Em junho de 2024, a Amnistia Internacional publicou «Ajudem-nos a construir as nossas vidas»: Meninas sobreviventes do Boko Haram e de abusos militares no nordeste da Nigéria, documentando como estas raparigas e jovens mulheres pediam apoio enquanto tentavam curar-se e reintegrar-se na sociedade.

Agora, as sobreviventes disseram à Amnistia Internacional que o Governo continua a não fornecer serviços de reintegração adequados e que elas não conseguem sustentar-se a si próprias nem às suas famílias.
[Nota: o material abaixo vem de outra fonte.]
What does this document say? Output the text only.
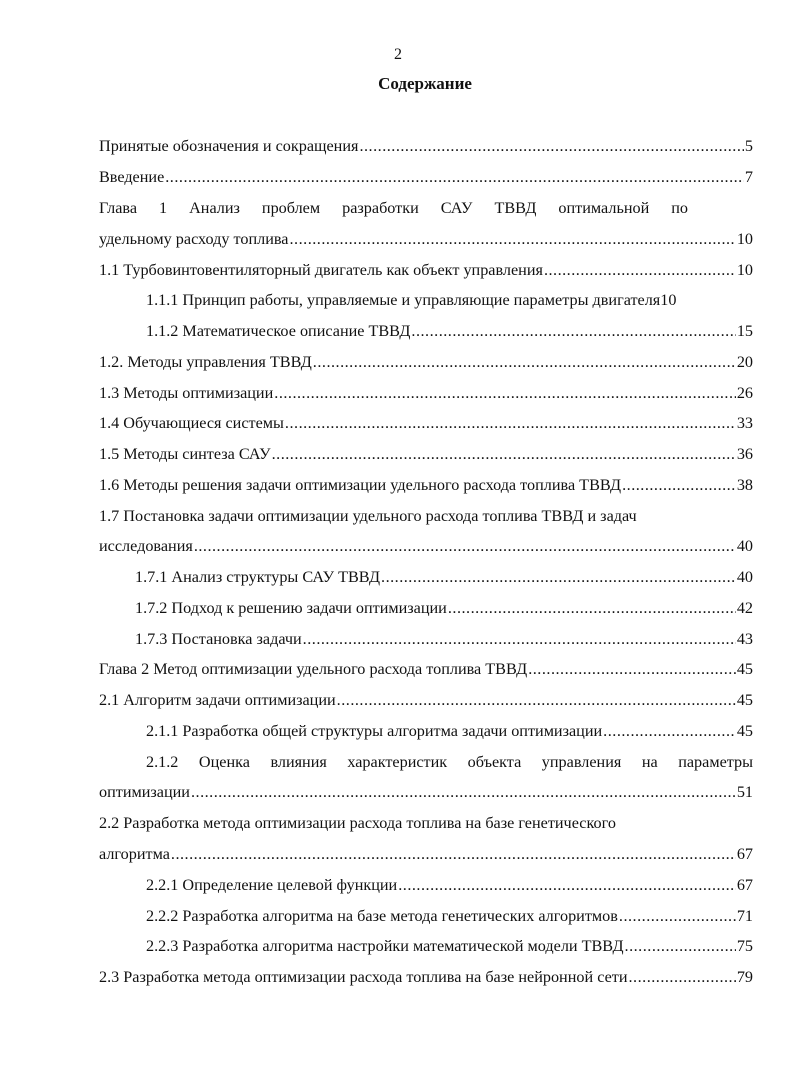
2
Содержание
Принятые обозначения и сокращения .....	5
Введение .....	7
Глава 1 Анализ проблем разработки САУ ТВВД оптимальной по
удельному расходу топлива .....	10
1.1 Турбовинтовентиляторный двигатель как объект управления .....	10
1.1.1 Принцип работы, управляемые и управляющие параметры двигателя 10
1.1.2 Математическое описание ТВВД .....	15
1.2. Методы управления ТВВД .....	20
1.3 Методы оптимизации .....	26
1.4 Обучающиеся системы .....	33
1.5 Методы синтеза САУ .....	36
1.6 Методы решения задачи оптимизации удельного расхода топлива ТВВД .....	38
1.7 Постановка задачи оптимизации удельного расхода топлива ТВВД и задач
исследования .....	40
1.7.1 Анализ структуры САУ ТВВД .....	40
1.7.2 Подход к решению задачи оптимизации .....	42
1.7.3 Постановка задачи .....	43
Глава 2 Метод оптимизации удельного расхода топлива ТВВД .....	45
2.1 Алгоритм задачи оптимизации .....	45
2.1.1 Разработка общей структуры алгоритма задачи оптимизации .....	45
2.1.2 Оценка влияния характеристик объекта управления на параметры
оптимизации .....	51
2.2 Разработка метода оптимизации расхода топлива на базе генетического
алгоритма .....	67
2.2.1 Определение целевой функции .....	67
2.2.2 Разработка алгоритма на базе метода генетических алгоритмов .....	71
2.2.3 Разработка алгоритма настройки математической модели ТВВД .....	75
2.3 Разработка метода оптимизации расхода топлива на базе нейронной сети .....	79
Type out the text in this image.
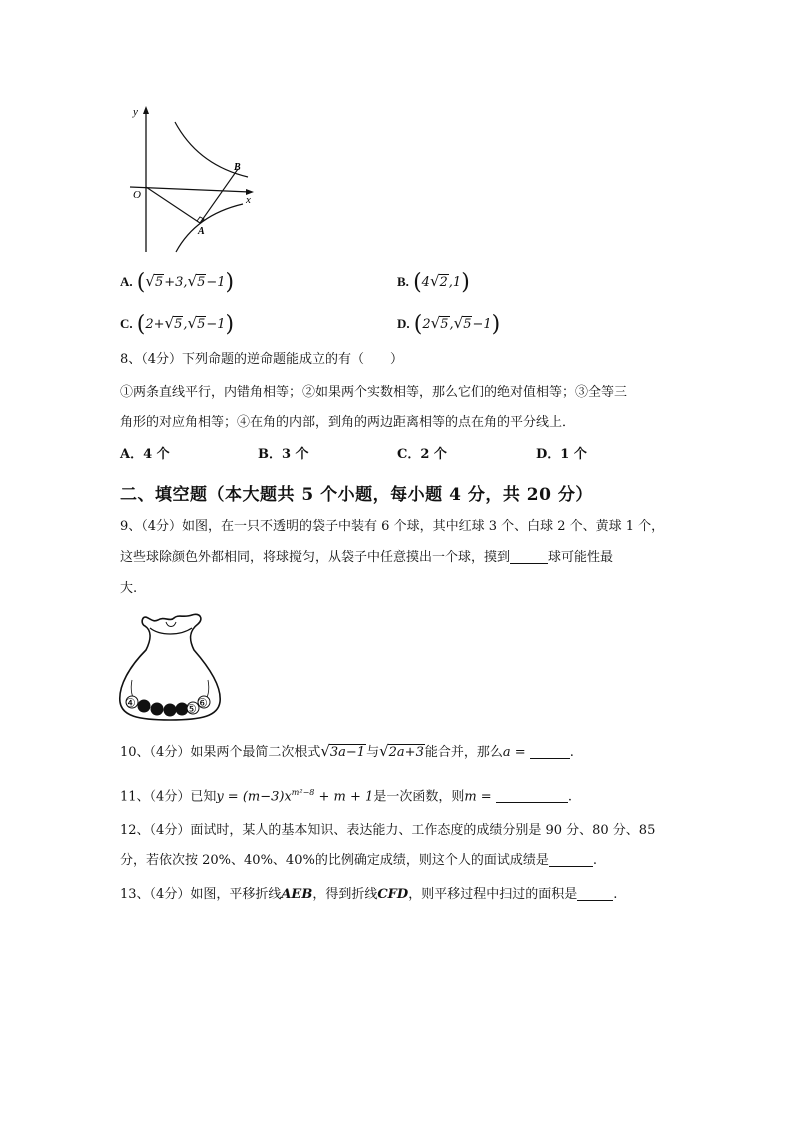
y
x
O
A
B
A. (√5+3,√5−1)	B. (4√2,1)
C. (2+√5,√5−1)	D. (2√5,√5−1)
8、（4分）下列命题的逆命题能成立的有（　　）
①两条直线平行，内错角相等；②如果两个实数相等，那么它们的绝对值相等；③全等三
角形的对应角相等；④在角的内部，到角的两边距离相等的点在角的平分线上．
A．4 个	B．3 个	C．2 个	D．1 个
二、填空题（本大题共 5 个小题，每小题 4 分，共 20 分）
9、（4分）如图，在一只不透明的袋子中装有 6 个球，其中红球 3 个、白球 2 个、黄球 1 个，
这些球除颜色外都相同，将球搅匀，从袋子中任意摸出一个球，摸到	球可能性最
大.
④	⑤ ⑥
10、（4分）如果两个最简二次根式√3a−1与√2a+3能合并，那么a =	.
11、（4分）已知$y = (m-3)x^{m^2-8} + m + 1$是一次函数，则m =	.
12、（4分）面试时，某人的基本知识、表达能力、工作态度的成绩分别是 90 分、80 分、85
分，若依次按 20%、40%、40%的比例确定成绩，则这个人的面试成绩是	.
13、（4分）如图，平移折线AEB，得到折线CFD，则平移过程中扫过的面积是	.
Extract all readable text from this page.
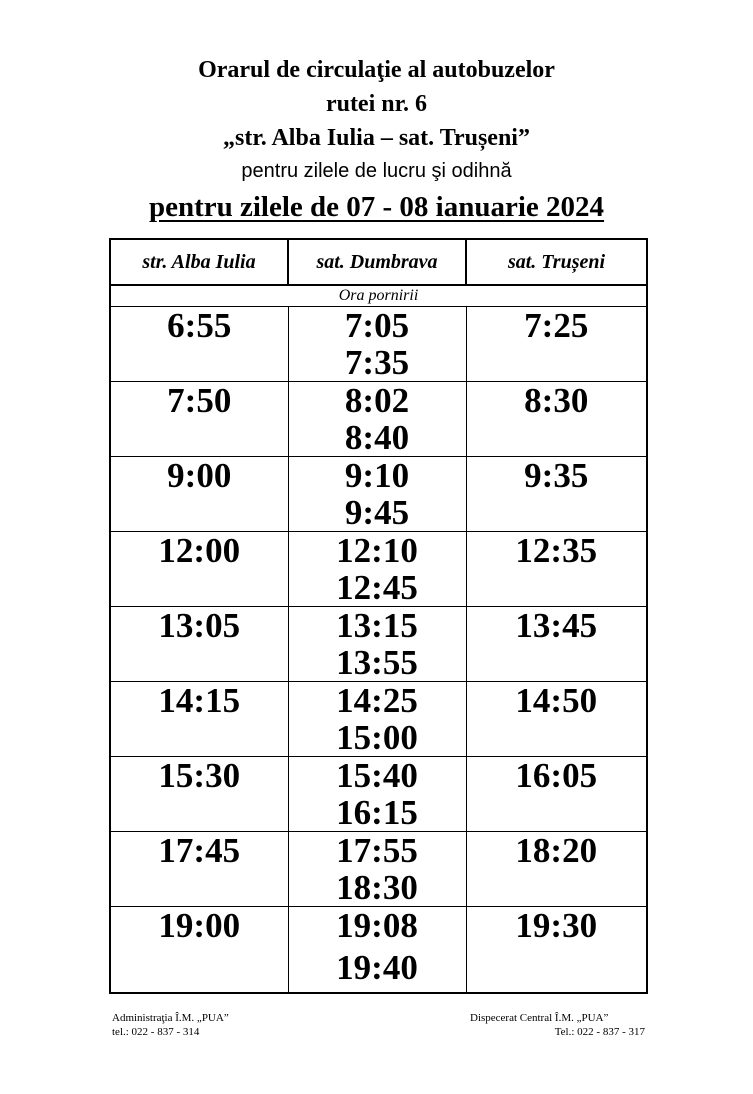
Orarul de circulaţie al autobuzelor
rutei nr. 6
„str. Alba Iulia – sat. Trușeni”
pentru zilele de lucru şi odihnă
pentru zilele de 07 - 08 ianuarie 2024
str. Alba Iulia	sat. Dumbrava	sat. Trușeni
Ora pornirii		
6:55	7:05	7:25
	7:35	
7:50	8:02	8:30
	8:40	
9:00	9:10	9:35
	9:45	
12:00	12:10	12:35
	12:45	
13:05	13:15	13:45
	13:55	
14:15	14:25	14:50
	15:00	
15:30	15:40	16:05
	16:15	
17:45	17:55	18:20
	18:30	
19:00	19:08	19:30
	19:40	
Administraţia Î.M. „PUA”
tel.: 022 - 837 - 314
Dispecerat Central Î.M. „PUA”
Tel.: 022 - 837 - 317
“Um ano depois, é inaceitável que as autoridades nigerianas ainda não consigam garantir que estas raparigas e jovens possam reconstruir as suas vidas em segurança”, afirmou Isa Sanusi, diretor da Amnistia Internacional – Nigéria.

“O momento em que as meninas ou jovens deixam o Boko Haram deve marcar o início da sua reintegração na sociedade – no entanto, muitas disseram-nos que continuam abandonadas à sua sorte e lutam para sobreviver”.

“As vítimas dos abusos do Boko Haram, incluindo casamentos forçados e tráfico, ainda não estão a ser identificadas e ajudadas. As meninas sobreviventes continuam a ser, na sua esmagadora maioria, invisíveis para as autoridades governamentais”, acrescentou.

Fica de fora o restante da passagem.